Shikhar Mehrotra 480

Chennai

Q1)
Analysis
First of all observe here that If we want to put a character at some position than we have to check it's validity with previous 2 characters also.
And if it's valid to put previous 2 characters than we could put a valid character at that position.
For example if we are currently having these kind of situations
1> ...ab[current_position](ignore the characters after current_position for now] and if we know that it is valid to make ...ab than it's also valid to make ...aba and ...abb
2>...aa[current_position](ignore the characters after current_position for now] and if we know that it is valid to make ...aa than it's also valid to make ...aab but not ...aaa
3>...bb[current_position](ignore the characters after current_position for now] and if we know that it is valid to make ...bb than it's also valid to make ...bba but not ...bbb
4>...ba[current_position](ignore the characters after current_position for now] and if we know that it is valid to make ...ba than it's also valid to make ...baa and ...bab

Solution
From above analysis it motivates us to define a function F(current_position,prev1,prev2) which represents is it possible to convert the prefix into valid string upto current_position such that previous 2 characters i.e current_position-2 and current_position-1 is prev1 and prev2. respectively and define the recursion as stated above and optimize it using memoization. For reconstructing the string store the parents(of valid transitions) and backtrack the parents just like you do if you had been asked to find the path from a source node to a target node in a graph.
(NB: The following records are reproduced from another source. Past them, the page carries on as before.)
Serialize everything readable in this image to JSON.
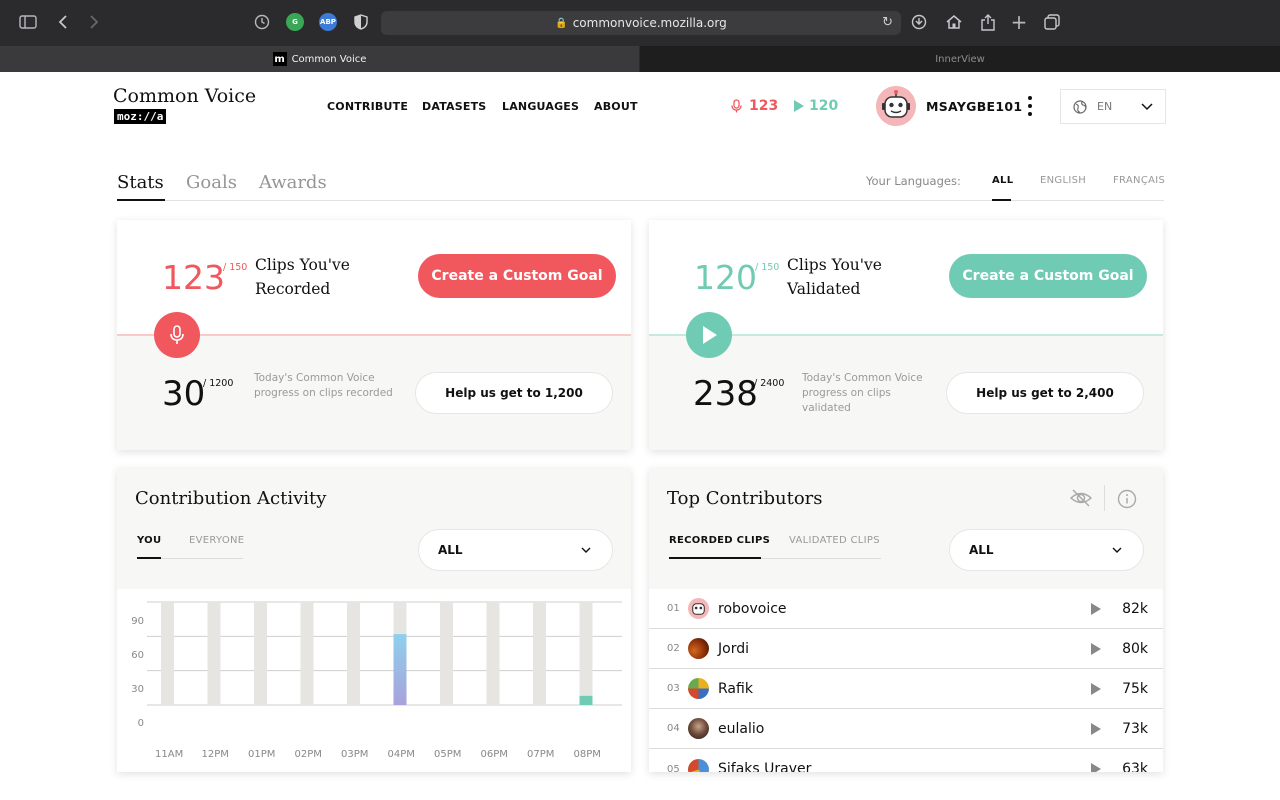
{
  "browser": {
    "url": "commonvoice.mozilla.org",
    "tabs": [
      {
        "label": "Common Voice",
        "favicon": "m"
      },
      {
        "label": "InnerView"
      }
    ],
    "extensions": [
      "G",
      "ABP"
    ]
  },
  "header": {
    "logo_title": "Common Voice",
    "logo_sub": "moz://a",
    "nav": [
      "CONTRIBUTE",
      "DATASETS",
      "LANGUAGES",
      "ABOUT"
    ],
    "recorded_count": "123",
    "validated_count": "120",
    "username": "MSAYGBE101",
    "language": "EN"
  },
  "page_tabs": [
    "Stats",
    "Goals",
    "Awards"
  ],
  "your_languages": {
    "label": "Your Languages:",
    "options": [
      "ALL",
      "ENGLISH",
      "FRANÇAIS"
    ]
  },
  "recorded_card": {
    "count": "123",
    "goal": "/ 150",
    "title_line1": "Clips You've",
    "title_line2": "Recorded",
    "button": "Create a Custom Goal",
    "today_count": "30",
    "today_goal": "/ 1200",
    "today_text": "Today's Common Voice progress on clips recorded",
    "help_button": "Help us get to 1,200"
  },
  "validated_card": {
    "count": "120",
    "goal": "/ 150",
    "title_line1": "Clips You've",
    "title_line2": "Validated",
    "button": "Create a Custom Goal",
    "today_count": "238",
    "today_goal": "/ 2400",
    "today_text": "Today's Common Voice progress on clips validated",
    "help_button": "Help us get to 2,400"
  },
  "activity": {
    "title": "Contribution Activity",
    "tabs": [
      "YOU",
      "EVERYONE"
    ],
    "dropdown": "ALL",
    "chart_data": {
      "type": "bar",
      "categories": [
        "11AM",
        "12PM",
        "01PM",
        "02PM",
        "03PM",
        "04PM",
        "05PM",
        "06PM",
        "07PM",
        "08PM"
      ],
      "values": [
        0,
        0,
        0,
        0,
        0,
        62,
        0,
        0,
        0,
        8
      ],
      "ylim": [
        0,
        90
      ],
      "yticks": [
        90,
        60,
        30,
        0
      ],
      "grid": true
    }
  },
  "top_contributors": {
    "title": "Top Contributors",
    "tabs": [
      "RECORDED CLIPS",
      "VALIDATED CLIPS"
    ],
    "dropdown": "ALL",
    "rows": [
      {
        "rank": "01",
        "name": "robovoice",
        "count": "82k"
      },
      {
        "rank": "02",
        "name": "Jordi",
        "count": "80k"
      },
      {
        "rank": "03",
        "name": "Rafik",
        "count": "75k"
      },
      {
        "rank": "04",
        "name": "eulalio",
        "count": "73k"
      },
      {
        "rank": "05",
        "name": "Sifaks Uraver",
        "count": "63k"
      }
    ]
  },
  "colors": {
    "record": "#f0585e",
    "validate": "#6fcbb4",
    "bar_empty": "#e6e5e1",
    "bar_active_top": "#8fd0ec",
    "bar_active_bottom": "#a8a2dc"
  }
}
Remember : (It could be changed also ) In amex OA your final results of all test cases are given at the end i.e when you end your test hence, you must be sure of your solution before ending the test because unlike other company's tests you run your tests and get the final verdict on the spot.

28 days ago

Akash 240

New Delhi

Question 3: Dice Sum

Overview

• Make the sum of two arrays equal in minimum number of turns.

Approach

• A greedy algorithm would work well for this:

• Determine which of the arrays has the larger sum and which the smaller

• Sort the arrays, and while the sum is not the same

1. Get the maximum element from the larger, and the minimum element from the smaller array.

2. Determine which has more "potential" to equalize the sum, e.g., a 5 in the "larger" array can be changed to 1, or a 3 in the smaller array can be changed to 6 pick the element that has more "potential" and change it (all the way to 1 or 6, or as needed)

Complexity

Time Complexity: O(N log N) N is size of the array.

3 months ago

Ujjwal Srivastava 320

Bengaluru

Question 2

Overview

• Given 2 arrays numerator[i] and denominator[i].
• We have to find most frequent fraction where fraction = numerator[i]/denominator[i]

Solution

• Iterate from index 1 to n.
• Let us say the current index is i and gcd(numerator[i],denominator[i]) = gc ,then do numerator[i]/gc,denominator[i]/gc to reduce the fraction to its lowest form where numerator and denominator are coprime.
• Now just take a map of pair and increment map_pair[{numerator[i],denominator[i]}] by 1.
• Now using the map_pair we can find the fraction which occurs most frequently.